Moreover, the record revealed that the trial court gave all parties sufficient opportunities to state their particular reasons for granting or denying the petition, the Court of Appeals noted. “To ensure no undue influence was exerted over the minor child, the trial court appointed a lawyer guardian ad litem who testified before the trial court that there was no evidence AR was being manipulated or coerced into bringing a petition for a name change.”

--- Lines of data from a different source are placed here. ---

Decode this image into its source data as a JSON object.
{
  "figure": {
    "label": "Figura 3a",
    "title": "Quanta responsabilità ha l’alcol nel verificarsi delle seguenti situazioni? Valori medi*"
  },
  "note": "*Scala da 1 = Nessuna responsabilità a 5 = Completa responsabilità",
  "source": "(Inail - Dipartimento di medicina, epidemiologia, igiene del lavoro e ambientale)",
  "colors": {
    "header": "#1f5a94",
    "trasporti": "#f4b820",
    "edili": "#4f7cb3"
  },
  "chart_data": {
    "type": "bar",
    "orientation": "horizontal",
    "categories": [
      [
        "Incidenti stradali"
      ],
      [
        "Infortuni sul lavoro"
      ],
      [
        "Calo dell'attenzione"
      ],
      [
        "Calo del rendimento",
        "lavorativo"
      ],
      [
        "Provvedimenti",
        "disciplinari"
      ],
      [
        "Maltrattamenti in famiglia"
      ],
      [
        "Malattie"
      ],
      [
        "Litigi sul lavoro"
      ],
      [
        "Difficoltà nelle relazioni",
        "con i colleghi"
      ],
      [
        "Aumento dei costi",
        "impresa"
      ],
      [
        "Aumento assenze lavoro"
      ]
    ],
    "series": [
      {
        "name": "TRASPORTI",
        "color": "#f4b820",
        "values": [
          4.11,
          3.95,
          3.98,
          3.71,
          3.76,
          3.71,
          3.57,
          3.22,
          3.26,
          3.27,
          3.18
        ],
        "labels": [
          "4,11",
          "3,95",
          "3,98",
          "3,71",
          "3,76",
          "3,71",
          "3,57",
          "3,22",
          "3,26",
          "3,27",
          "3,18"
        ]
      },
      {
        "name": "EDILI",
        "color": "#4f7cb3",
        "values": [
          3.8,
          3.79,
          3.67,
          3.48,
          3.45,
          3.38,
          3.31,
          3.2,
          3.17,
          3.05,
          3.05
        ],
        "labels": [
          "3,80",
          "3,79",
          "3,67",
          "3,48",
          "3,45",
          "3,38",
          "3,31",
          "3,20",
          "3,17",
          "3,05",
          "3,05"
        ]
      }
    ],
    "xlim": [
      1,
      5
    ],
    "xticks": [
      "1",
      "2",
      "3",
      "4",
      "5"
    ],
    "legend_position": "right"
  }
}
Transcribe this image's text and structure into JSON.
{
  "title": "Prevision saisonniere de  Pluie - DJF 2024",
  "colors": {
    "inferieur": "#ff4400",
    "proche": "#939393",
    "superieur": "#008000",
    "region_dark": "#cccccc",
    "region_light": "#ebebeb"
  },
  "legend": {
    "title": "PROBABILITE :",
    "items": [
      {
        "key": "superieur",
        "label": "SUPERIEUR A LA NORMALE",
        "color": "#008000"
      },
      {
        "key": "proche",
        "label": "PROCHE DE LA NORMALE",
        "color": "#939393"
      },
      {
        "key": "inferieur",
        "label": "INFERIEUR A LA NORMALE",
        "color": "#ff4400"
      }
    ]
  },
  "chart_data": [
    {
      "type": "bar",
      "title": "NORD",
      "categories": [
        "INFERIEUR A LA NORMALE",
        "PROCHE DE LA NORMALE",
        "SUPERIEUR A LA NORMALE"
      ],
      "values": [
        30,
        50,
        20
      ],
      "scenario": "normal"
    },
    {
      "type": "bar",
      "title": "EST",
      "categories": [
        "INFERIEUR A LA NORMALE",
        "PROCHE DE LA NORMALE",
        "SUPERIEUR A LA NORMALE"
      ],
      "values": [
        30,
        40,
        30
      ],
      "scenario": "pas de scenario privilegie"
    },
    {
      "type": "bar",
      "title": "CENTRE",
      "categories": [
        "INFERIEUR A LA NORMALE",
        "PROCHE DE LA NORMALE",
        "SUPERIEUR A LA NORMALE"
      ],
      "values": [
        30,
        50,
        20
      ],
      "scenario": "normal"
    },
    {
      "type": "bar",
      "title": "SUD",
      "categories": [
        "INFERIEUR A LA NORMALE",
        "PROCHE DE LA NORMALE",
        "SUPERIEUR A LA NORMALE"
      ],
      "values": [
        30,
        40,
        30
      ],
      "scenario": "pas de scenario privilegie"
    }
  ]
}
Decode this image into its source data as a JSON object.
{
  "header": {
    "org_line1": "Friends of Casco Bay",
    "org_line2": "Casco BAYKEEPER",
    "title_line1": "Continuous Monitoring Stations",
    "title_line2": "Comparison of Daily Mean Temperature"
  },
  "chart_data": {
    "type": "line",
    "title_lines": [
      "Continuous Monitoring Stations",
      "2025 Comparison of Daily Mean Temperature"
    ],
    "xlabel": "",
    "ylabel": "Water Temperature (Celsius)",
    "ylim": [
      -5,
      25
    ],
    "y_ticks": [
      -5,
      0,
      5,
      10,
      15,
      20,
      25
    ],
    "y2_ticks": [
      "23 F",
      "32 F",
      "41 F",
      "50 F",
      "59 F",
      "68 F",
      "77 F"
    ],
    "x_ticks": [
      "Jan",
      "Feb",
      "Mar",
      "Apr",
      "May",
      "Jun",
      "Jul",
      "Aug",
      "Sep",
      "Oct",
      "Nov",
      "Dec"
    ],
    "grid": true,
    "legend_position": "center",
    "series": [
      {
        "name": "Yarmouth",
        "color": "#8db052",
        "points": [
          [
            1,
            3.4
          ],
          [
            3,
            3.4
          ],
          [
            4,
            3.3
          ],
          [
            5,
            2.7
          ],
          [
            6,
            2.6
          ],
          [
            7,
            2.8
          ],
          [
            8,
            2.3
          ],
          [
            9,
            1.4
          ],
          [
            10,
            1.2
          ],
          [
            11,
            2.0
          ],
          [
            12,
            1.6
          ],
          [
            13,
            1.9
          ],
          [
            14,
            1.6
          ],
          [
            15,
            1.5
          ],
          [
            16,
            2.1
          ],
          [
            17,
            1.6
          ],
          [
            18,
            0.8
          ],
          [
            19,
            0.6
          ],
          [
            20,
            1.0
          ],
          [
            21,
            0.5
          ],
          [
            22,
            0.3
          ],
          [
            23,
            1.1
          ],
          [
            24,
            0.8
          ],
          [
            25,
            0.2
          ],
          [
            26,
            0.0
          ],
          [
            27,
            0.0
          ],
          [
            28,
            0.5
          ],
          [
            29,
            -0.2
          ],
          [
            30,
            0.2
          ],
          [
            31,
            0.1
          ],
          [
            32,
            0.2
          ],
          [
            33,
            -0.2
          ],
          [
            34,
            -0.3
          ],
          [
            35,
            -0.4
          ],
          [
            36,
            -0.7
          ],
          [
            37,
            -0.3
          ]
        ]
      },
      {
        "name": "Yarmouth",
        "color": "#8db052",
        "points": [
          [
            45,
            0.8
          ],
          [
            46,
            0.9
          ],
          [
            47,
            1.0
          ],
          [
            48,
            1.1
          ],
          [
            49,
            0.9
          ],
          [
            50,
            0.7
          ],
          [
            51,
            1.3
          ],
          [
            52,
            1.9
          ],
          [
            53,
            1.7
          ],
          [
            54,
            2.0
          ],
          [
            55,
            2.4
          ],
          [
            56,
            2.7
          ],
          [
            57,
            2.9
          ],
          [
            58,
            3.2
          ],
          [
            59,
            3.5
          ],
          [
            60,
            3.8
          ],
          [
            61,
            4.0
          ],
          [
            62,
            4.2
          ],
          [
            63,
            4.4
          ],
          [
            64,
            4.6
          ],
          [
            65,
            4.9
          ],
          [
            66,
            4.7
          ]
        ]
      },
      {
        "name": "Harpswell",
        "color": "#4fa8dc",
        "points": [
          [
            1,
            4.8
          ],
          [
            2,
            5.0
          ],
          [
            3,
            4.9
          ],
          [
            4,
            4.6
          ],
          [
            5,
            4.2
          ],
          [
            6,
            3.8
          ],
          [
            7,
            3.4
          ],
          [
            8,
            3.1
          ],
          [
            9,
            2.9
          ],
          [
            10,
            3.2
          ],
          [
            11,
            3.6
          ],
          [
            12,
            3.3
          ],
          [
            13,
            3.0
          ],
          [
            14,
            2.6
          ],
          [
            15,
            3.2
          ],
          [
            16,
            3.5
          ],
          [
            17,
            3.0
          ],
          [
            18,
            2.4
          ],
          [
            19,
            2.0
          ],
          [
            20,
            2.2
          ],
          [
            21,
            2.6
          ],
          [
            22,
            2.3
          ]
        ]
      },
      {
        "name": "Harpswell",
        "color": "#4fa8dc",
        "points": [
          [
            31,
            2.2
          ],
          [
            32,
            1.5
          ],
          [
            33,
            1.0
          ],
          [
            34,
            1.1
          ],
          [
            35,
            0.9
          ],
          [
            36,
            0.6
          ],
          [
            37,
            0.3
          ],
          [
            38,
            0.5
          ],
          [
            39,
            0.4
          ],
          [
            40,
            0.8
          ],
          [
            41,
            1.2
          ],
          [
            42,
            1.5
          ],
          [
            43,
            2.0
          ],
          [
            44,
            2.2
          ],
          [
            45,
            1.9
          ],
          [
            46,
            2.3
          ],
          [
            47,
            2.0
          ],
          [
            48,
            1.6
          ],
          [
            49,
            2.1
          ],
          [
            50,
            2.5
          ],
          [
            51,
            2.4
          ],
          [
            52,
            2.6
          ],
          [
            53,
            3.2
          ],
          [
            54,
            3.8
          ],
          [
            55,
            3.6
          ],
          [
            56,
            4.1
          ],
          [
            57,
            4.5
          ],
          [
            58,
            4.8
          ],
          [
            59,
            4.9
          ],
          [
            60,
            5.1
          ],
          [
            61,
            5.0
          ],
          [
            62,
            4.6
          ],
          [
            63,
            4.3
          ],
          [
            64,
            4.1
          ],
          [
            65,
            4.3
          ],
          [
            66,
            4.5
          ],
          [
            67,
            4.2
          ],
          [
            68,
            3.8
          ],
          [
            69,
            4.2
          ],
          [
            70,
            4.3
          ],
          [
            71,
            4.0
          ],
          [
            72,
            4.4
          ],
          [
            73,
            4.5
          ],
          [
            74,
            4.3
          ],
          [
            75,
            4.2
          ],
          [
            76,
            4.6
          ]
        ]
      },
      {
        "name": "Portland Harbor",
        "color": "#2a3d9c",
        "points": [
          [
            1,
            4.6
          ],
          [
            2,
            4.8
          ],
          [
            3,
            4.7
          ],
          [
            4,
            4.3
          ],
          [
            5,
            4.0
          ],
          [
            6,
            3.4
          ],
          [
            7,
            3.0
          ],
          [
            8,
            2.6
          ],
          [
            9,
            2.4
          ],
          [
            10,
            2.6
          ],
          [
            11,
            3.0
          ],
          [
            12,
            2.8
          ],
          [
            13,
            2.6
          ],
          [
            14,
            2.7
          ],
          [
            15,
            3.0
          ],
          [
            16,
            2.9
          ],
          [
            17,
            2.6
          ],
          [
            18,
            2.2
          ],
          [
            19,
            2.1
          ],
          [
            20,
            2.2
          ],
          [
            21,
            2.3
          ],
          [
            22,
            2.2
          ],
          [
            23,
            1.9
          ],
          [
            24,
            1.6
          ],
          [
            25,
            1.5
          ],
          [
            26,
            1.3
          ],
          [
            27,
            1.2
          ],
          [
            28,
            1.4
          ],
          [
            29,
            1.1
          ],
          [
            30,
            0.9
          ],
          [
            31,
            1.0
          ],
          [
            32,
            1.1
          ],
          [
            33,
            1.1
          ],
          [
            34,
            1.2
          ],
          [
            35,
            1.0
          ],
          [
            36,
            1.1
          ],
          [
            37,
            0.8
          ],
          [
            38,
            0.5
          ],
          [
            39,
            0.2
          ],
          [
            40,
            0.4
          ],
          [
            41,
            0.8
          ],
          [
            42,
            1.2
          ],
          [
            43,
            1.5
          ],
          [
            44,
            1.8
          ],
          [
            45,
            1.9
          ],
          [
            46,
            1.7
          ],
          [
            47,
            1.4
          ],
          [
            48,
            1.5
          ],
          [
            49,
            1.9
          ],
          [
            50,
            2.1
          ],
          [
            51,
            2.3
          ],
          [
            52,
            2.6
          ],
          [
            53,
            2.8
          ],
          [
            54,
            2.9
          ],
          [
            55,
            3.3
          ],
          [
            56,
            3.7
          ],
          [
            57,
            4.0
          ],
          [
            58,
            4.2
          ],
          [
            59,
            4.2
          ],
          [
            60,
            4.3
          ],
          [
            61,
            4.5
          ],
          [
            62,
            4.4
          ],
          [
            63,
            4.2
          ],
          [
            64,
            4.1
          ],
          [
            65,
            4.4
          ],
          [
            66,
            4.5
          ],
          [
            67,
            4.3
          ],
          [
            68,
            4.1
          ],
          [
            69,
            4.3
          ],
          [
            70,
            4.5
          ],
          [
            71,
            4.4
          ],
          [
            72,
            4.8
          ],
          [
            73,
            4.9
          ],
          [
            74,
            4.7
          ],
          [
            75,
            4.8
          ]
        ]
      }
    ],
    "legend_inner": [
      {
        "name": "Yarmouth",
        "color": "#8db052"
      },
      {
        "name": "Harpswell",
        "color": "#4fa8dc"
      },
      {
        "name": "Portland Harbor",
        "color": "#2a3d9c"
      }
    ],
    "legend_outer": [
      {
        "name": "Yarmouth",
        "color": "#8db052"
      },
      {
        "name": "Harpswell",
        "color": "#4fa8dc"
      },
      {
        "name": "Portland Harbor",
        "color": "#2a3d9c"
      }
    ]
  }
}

Based on the record, “we cannot assign any error to the trial court’s factual findings, and we note that respondent has failed to establish a legally sufficient basis for a finding by this Court that the trial court committed any factual error,” the Court of Appeals concluded. “Similarly, in its legal rulings, the trial court correctly held that MCL 711.1 was inapplicable because at the time of the filing of the petition, respondent was providing support for AR. The trial court next found, based on prior decisions by this Court, that statutory enactments such as MCL 711.1 did not abrogate common law rights to a name change. … Next, by employing the best interest test in reaching its decision to grant the petition, the trial court followed prior rulings of this Court. ... Accordingly, respondent is not entitled to relief."